Берни грустно проковылял к своей машине и остановился, с горечью глядя на нее. Вот и будь после этого добр к людям, вот тебе и благодарность. Что за проклятье! Он должен был предвидеть это. Вздохнув, Берни медленно вытер пену с ветрового стекла.
Да, это был во всех отношениях отвратительный вечер. Сначала он заблудился, потом чуть не врезался в упавший самолет, затем свалился в эту проклятую реку и весь испачкался, испачкал одежду, потом он старался вытащить этого парня из самолета, чтобы сдержать обещание, данное его сыну, и потерпел неудачу. Он вспомнил, что собирался повести своего сына в кино, а теперь его проклятая машина стоит здесь вся покрытая пеной, похожая на лимонную меренгу. Берни почувствовал себя изнуренным и никчемным, он принял на себя ответственность и оказался недостойным ее.
Берни ла Плант был явно не в своей тарелке. Подобных чувств он никогда ранее не испытывал, казалось, они захлестнут его. Он потряс головой, чтобы освободиться от назойливых мыслей. Теперь ему придется ехать в дом своей бывшей жены и пытаться объяснить ей и Джою, что случилось с ним в тот вечер. Но он и сам не верил в случившееся.
Берни стоял на мосту мокрый, грязный, его мучил кашель, все у него болело. И чем он сможет доказать, что был там? Может быть, несколькими леденцами, которые могут оказаться в украденном бумажнике? Так или иначе, для Берни ла Планта этот вечер оказался полнейшей неудачей.
И, что хуже всего, Берни потерял один из своих драгоценных ботинок.
Услышав звук подъезжающей «Тойоты», Эвелин ла Плант промаршировала к двери своего загородного домика и сердито открыла ее так, чтобы та хлопнула что есть силы. Зрелище, представшее перед ее очами, имело весьма печальный вид. Перед ней был ее никчемный бывший супруг Берни, профессиональный неудачник.
Мокрый, как водяная крыса, с грязным лицом, в единственном ботинке на ногах. Эвелин даже не позволила ему раскрыть рот.
— Он прождал тебя целых три часа! — обвиняющим голосом закричала она.
Берни вздрогнул. При чем тут мальчик, она что, с ума сошла? И ей явно стало бы еще больше не по себе, если бы она услышала его оправдания. Даже для него самого все случившееся кажется бредом. Но Берни решил все же попробовать:
— Ты не поверишь, Эвелин! Случилось совершенно невероятное! Когда я ехал…
— Как мне надоело твое вранье! — устало прервала его Эвелин. Уголки ее рта были с горечью опущены, и очень напрасно, потому что когда Эвелин улыбалась, она была очень красива. Довольно высокая, на несколько дюймов выше своего бывшего мужа, Эвелин ла Плант обладала большими серыми выразительными глазами, густыми вьющимися волосами, которые она недавно подстригла, и замечательной фигурой. Когда она улыбалась, ее улыбка освещала комнату и все вокруг. Берни смутно припоминал это, потому что прошло очень много времени с те" пор, как Эвелин последний раз улыбалась ему,
— Эв, я не виноват.
Берни поднялся на одну ступеньку, мокрый и чувствующий себя неуютно. У Эвелин была привычка так смотреть на него, что даже правдивые слова застревали у него в горле. Он пытался казаться искренним, выглядеть победителем в собственных глазах, но чувствовал себя в ее глазах неудачником.

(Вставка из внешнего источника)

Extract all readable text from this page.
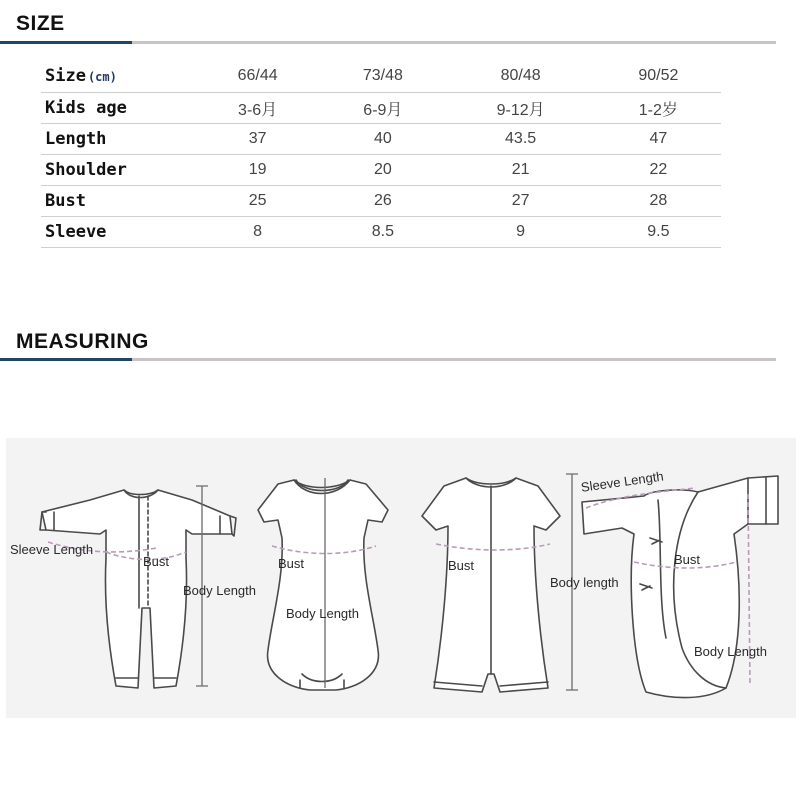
SIZE
Size (cm)	66/44	73/48	80/48	90/52
Kids age	3-6月	6-9月	9-12月	1-2岁
Length	37	40	43.5	47
Shoulder	19	20	21	22
Bust	25	26	27	28
Sleeve	8	8.5	9	9.5
MEASURING
Sleeve Length
Bust
Body Length
Bust
Body Length
Bust
Body length
Sleeve Length
Bust
Body Length
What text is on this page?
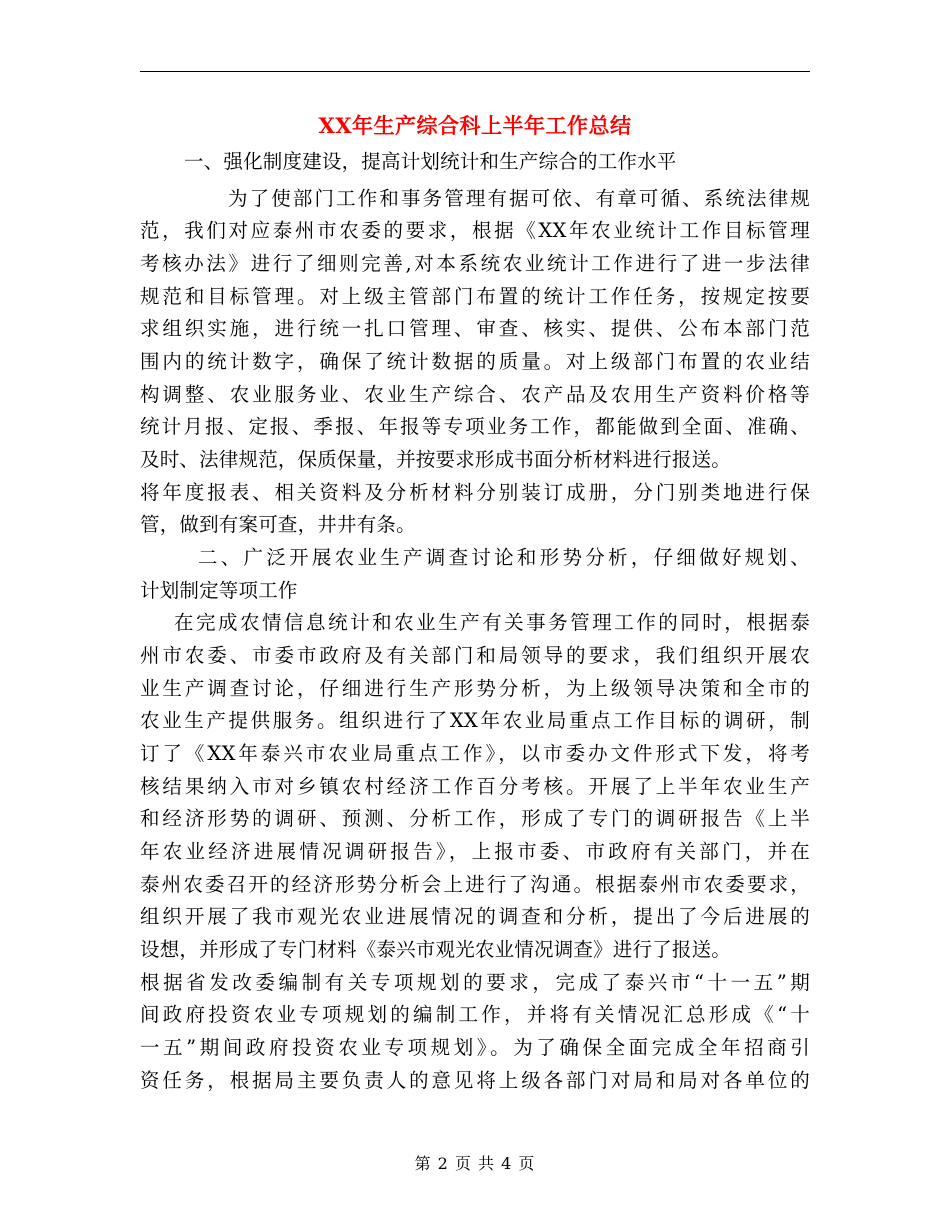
XX年生产综合科上半年工作总结
一、强化制度建设，提高计划统计和生产综合的工作水平
为了使部门工作和事务管理有据可依、有章可循、系统法律规
范，我们对应泰州市农委的要求，根据《XX年农业统计工作目标管理
考核办法》进行了细则完善,对本系统农业统计工作进行了进一步法律
规范和目标管理。对上级主管部门布置的统计工作任务，按规定按要
求组织实施，进行统一扎口管理、审查、核实、提供、公布本部门范
围内的统计数字，确保了统计数据的质量。对上级部门布置的农业结
构调整、农业服务业、农业生产综合、农产品及农用生产资料价格等
统计月报、定报、季报、年报等专项业务工作，都能做到全面、准确、
及时、法律规范，保质保量，并按要求形成书面分析材料进行报送。
将年度报表、相关资料及分析材料分别装订成册，分门别类地进行保
管，做到有案可查，井井有条。
二、广泛开展农业生产调查讨论和形势分析，仔细做好规划、
计划制定等项工作
在完成农情信息统计和农业生产有关事务管理工作的同时，根据泰
州市农委、市委市政府及有关部门和局领导的要求，我们组织开展农
业生产调查讨论，仔细进行生产形势分析，为上级领导决策和全市的
农业生产提供服务。组织进行了XX年农业局重点工作目标的调研，制
订了《XX年泰兴市农业局重点工作》，以市委办文件形式下发，将考
核结果纳入市对乡镇农村经济工作百分考核。开展了上半年农业生产
和经济形势的调研、预测、分析工作，形成了专门的调研报告《上半
年农业经济进展情况调研报告》，上报市委、市政府有关部门，并在
泰州农委召开的经济形势分析会上进行了沟通。根据泰州市农委要求，
组织开展了我市观光农业进展情况的调查和分析，提出了今后进展的
设想，并形成了专门材料《泰兴市观光农业情况调查》进行了报送。
根据省发改委编制有关专项规划的要求，完成了泰兴市“十一五”期
间政府投资农业专项规划的编制工作，并将有关情况汇总形成《“十
一五”期间政府投资农业专项规划》。为了确保全面完成全年招商引
资任务，根据局主要负责人的意见将上级各部门对局和局对各单位的
第 2 页 共 4 页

— Я сейчас расскажу тебе всю эту невероятную…
— Ты никогда не виноват, Берни! — огрызнулась его бывшая жена. — Ты испортил всю мою жизнь, а теперь хочешь сыну жизнь испортить? Ты никогда и ни за что не хочешь нести ответственность!
Берни устремил свой взгляд мимо Эвелин в глубину дома.
— Он здесь, твой друг? Пожарник?
— Его срочно вызвали, у него действительно был срочный вызов, — презрительно фыркнула Эвелин, специально делая ударение на слове «действительно». Но ни один из них не догадался, что Эллиота вызвали к месту крушения рейса 104.
— Почему бы тебе не впустить меня в дом, чтобы мы не разбудили соседей? — намекнул Берни. Он промерз до мозга костей, стоя на ступеньках. Эвелин могла бы угостить его чашечкой кофе, а если посчастливится, то и сэндвичами. Но еще больше, чем есть, Берни жаждал разговора, хотел перевести весь свой жуткий опыт в слова, рассказать кому-нибудь о том, что он пережил. Возможно, это поможет ему понять кое-что, потому что он далеко не все понимал.